Beatrice was a junior. She had taken a year off from college to work in a cheap clothing store for older women, then returned to school when she realized she made more money living off student loans. Her father, a divorce lawyer who had successfully represented himself against Beatrice's mother, had promised to help with tuition as long as Beatrice did well in high school. When she turned out to be not quite as smart as early test scores had indicated, however, he reneged. His advice to her was to stay away from the humanities, where there were no jobs.

She signed up for a Russian literature course with a professor named Fetko, who gave her good marks for implying that she'd be willing to sleep with him. Sometimes in his office he'd let her sip from his vending machine coffee, or take bites from the sandwiches his wife had prepared for him. Other times he gave her quarters for her own snacks. Mostly they just sat around shooting the shit, talking about Chekhov and his famous hemorrhoids.

Shipley, the freshman, was also in Russian literature. Fetko hated him and so did Beatrice. He was always asking stupid questions and interrupting Fetko's flow, something that was very important to Fetko. "Get him drunk and fuck with his head," Fetko had instructed Beatrice. "That would be worth a letter grade to me." Now, as she sat before her professor after Monday's class, Beatrice was unsure of what to say. "I fucked with him," she began, but when she described exactly how, Fetko turned white. "Jesus, Beatrice," he said, letting his pipe hang limp from his mouth.

She shrugged. She had been asleep when it happened.

Shipley called that afternoon to ask about the morning-after pill. Beatrice was sitting in her attic bedroom in a house filled with students. She had slept with two film majors on the second floor, one of whom had gone to great lengths to explain his uncircumcised penis to her. This had made her laugh — something she rarely did ——and lose all interest in him, though she let him screw her anyway. "You're so hot," he'd whispered in her ear. "All the guys in the house want you."

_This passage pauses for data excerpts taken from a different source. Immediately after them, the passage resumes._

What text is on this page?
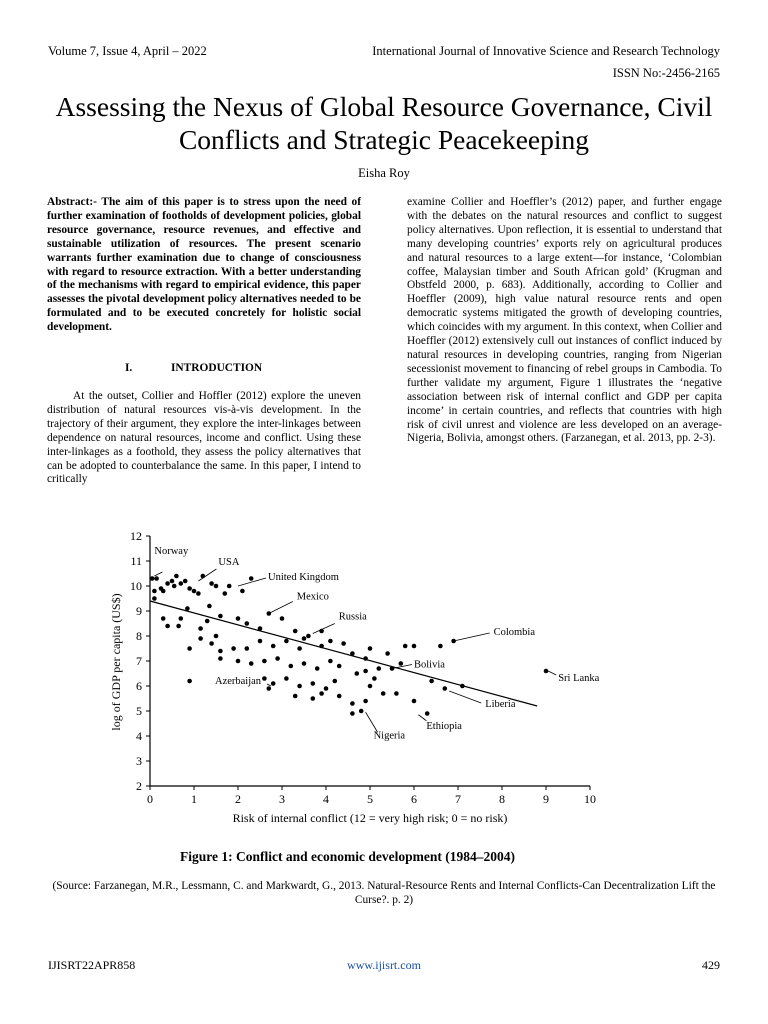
Volume 7, Issue 4, April – 2022	International Journal of Innovative Science and Research Technology
ISSN No:-2456-2165
Assessing the Nexus of Global Resource Governance, Civil Conflicts and Strategic Peacekeeping
Eisha Roy
Abstract:- The aim of this paper is to stress upon the need of further examination of footholds of development policies, global resource governance, resource revenues, and effective and sustainable utilization of resources. The present scenario warrants further examination due to change of consciousness with regard to resource extraction. With a better understanding of the mechanisms with regard to empirical evidence, this paper assesses the pivotal development policy alternatives needed to be formulated and to be executed concretely for holistic social development.
I.	INTRODUCTION
At the outset, Collier and Hoffler (2012) explore the uneven distribution of natural resources vis-à-vis development. In the trajectory of their argument, they explore the inter-linkages between dependence on natural resources, income and conflict. Using these inter-linkages as a foothold, they assess the policy alternatives that can be adopted to counterbalance the same. In this paper, I intend to critically
examine Collier and Hoeffler’s (2012) paper, and further engage with the debates on the natural resources and conflict to suggest policy alternatives. Upon reflection, it is essential to understand that many developing countries’ exports rely on agricultural produces and natural resources to a large extent—for instance, ‘Colombian coffee, Malaysian timber and South African gold’ (Krugman and Obstfeld 2000, p. 683). Additionally, according to Collier and Hoeffler (2009), high value natural resource rents and open democratic systems mitigated the growth of developing countries, which coincides with my argument. In this context, when Collier and Hoeffler (2012) extensively cull out instances of conflict induced by natural resources in developing countries, ranging from Nigerian secessionist movement to financing of rebel groups in Cambodia. To further validate my argument, Figure 1 illustrates the ‘negative association between risk of internal conflict and GDP per capita income’ in certain countries, and reflects that countries with high risk of civil unrest and violence are less developed on an average-Nigeria, Bolivia, amongst others. (Farzanegan, et al. 2013, pp. 2-3).
0	1	2	3	4	5	6	7	8	9	10
2
3
4
5
6
7
8
9
10
11
12
Norway
USA
United Kingdom
Mexico
Russia
Colombia
Bolivia
Sri Lanka
Azerbaijan
Liberia
Nigeria
Ethiopia
Risk of internal conflict (12 = very high risk; 0 = no risk)
log of GDP per capita (US$)
Figure 1: Conflict and economic development (1984–2004)
(Source: Farzanegan, M.R., Lessmann, C. and Markwardt, G., 2013. Natural-Resource Rents and Internal Conflicts-Can Decentralization Lift the Curse?. p. 2)
IJISRT22APR858	www.ijisrt.com	429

"Thanks," she'd said, waiting for him to finish. Compliments had stopped doing it for her a long time ago.

Today she was trying to read a book about China for a history class. The professor was old and deaf, and whenever she tried to make a pass at him, he'd bellow, "What?" It was a grade she would actually have to work for, and it was killing her. Sometimes she went to his office to tell him this and he just nodded, pretending he could hear. She was no dummy. Her brain had just stopped accepting academic text along with the compliments.

What kind of name was Shipley anyway? Beatrice had half a mind to ask him now that he was on the phone, but didn't like to encourage friendship. Anyway, she was irritated, sick of his mother and this morning-after crap. "Don't worry about it," she told him. "I'm on birth control."

"What kind?" he asked, panting a little.

"What do you mean what kind?"

"What brand?"

"I don't know."

"Generic is cheaper."

"Fuck off."

He laughed. "You have a nice personality. I liked you even before we got drunk."

"Thanks."

"You wanna keep talking?"

"Let me think. No."

"I tried to talk to you after class today but you left so fast I couldn't find you."

"Try to breathe slower," Beatrice instructed him.

"Can I talk to you after class on Wednesday?"

"No."

"Before class?"

She hung up on him. He was in love with her, that much was clear. It happened all the time; men loved her personality, thought it was nice. Not nice-nice obviously, but nice-honest. Back home, people said she was like her mother, who was often described as acidic, and who had become a lesbian after Beatrice left for college. "Sex is sex," she had once advised her daughter. "No need to be picky." What bothered Beatrice was her mother's refusal to come out in the liberal, northwestern city where she lived, instead preferring to divulge the intimate details of her love life solely to Beatrice, over the telephone.

"I don't want to hear it, Mom," Beatrice would say, at which point her mother would accuse her of being homo- phobic. Beatrice protested, saying she had never felt comfortable with her mother's bedroom stories about her father either. "So I guess I'll kill myself," was her mother's response, "if my own daughter won't even talk to me." It was Beatrice's freshman year and she didn't need the responsibility, so she listened. She allowed herself to be lost track of as a sophomore, however, moving off-campus and delisting her number. There was some comfort in knowing that neither of her parents had ever been of a mind to chase after her.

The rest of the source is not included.